Soudure et mayonnaise donc, deux activités qui n’informent pas tant le travail
de l’artiste que le contexte prévalant à sa réalisation, quand l’horizon des
occupations ordinaires s’obscurcie sous l’ombre d’un agenda trop rempli. Il
faut dire que Kevin Rouillard, entre ses grands murs du Palais de Tokyo
(exposition visible du 20 février au 17 mai 2020) et cette nouvelle exposition
proposée parallèlement à la galerie Thomas Bernard, n’aura pas beaucoup
arrêté ces temps-ci. Mais au burn out qui menace comme une épée au dessus
de la tête de notre occident néo-libéral, l’artiste renvoie à une formule qui
n’est pas sans faire écho au fameux Traité du zen et de l’entretien des
motocyclettes (1974) de Robert M. Pirsig. Dans les deux cas, la même
inclinaison à trouver dans les gestes répétitifs (pour ne pas dire littéralement
aliénants) une certaine noblesse : celle qui conduirait au repos de l’esprit et à
un sentiment, sinon de plénitude, tout le moins de dégagement – dont le
travail ne serait rien d’autre que le catalyseur.

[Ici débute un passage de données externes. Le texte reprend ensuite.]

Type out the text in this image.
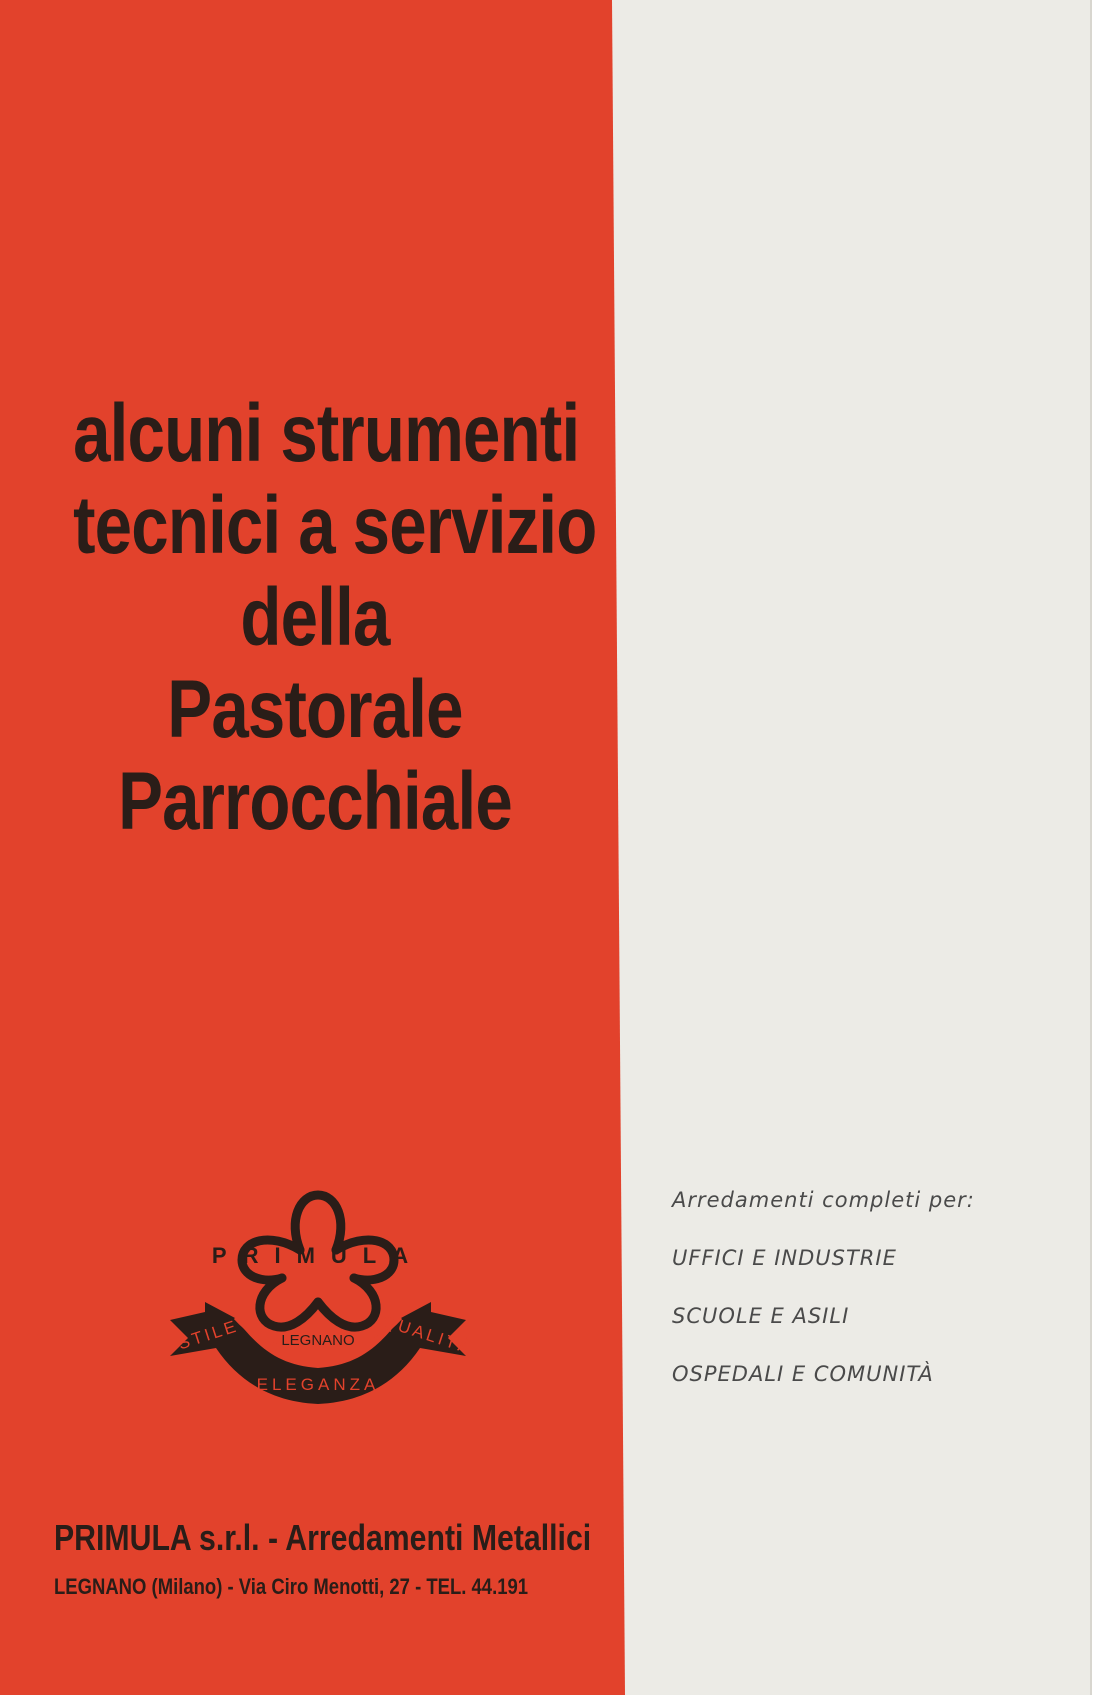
alcuni strumenti
tecnici a servizio
della
Pastorale
Parrocchiale
PRIMULA
LEGNANO
STILE	QUALITÀ
ELEGANZA
PRIMULA s.r.l. - Arredamenti Metallici
LEGNANO (Milano) - Via Ciro Menotti, 27 - TEL. 44.191
Arredamenti completi per:
UFFICI E INDUSTRIE
SCUOLE E ASILI
OSPEDALI E COMUNITÀ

Et c’est ainsi que sont à nouveau sorties de l’atelier de la rue Nau, dans le 5 ème
arrondissement de Marseille, de grandes compositions métalliques. Chacune
d’elle est monochrome : jaune, rouge, beige ou noire, et brille comme un
habile rapiéçage de carrosseries. L’artiste explique avoir eu en tête des
drapeaux, dont ces pièces seraient en quelques sortes l’expression minimale,
au moment de leur exécution. Mais ici encore, suivant l’orientation qui fut la
sienne ces dernières mois, plus de signes ou de juxtapositions de couleurs qui
donneraient à ces bannières rigides une quelconque origine : elles restent
orphelines de sens et d’appartenance, occupant les murs de la galerie tel un
paysage rendu à sa plus simple apparition.
On pensera alors, et une fois de plus, face à cette « couture » de bidons
déroulés – comme se plait à la qualifier Kevin Rouillard – aux artistes
appartenant de près ou de loin à la Color Field painting – Mark Rothko et
Ellsworth Kelly en tête. Cependant, ces surfaces abstraites portent toujours en
elles les stigmates de cette intense proximité qui lie l’artiste à son matériau.
Rejetant un certain idéalisme formel propre à ces peintres au profit de la
présence troublante, vibrante presque, du métal transformé, Kevin Rouillard
fait surgir du monde industriel la part contemplative qu’on lui aurait ignoré.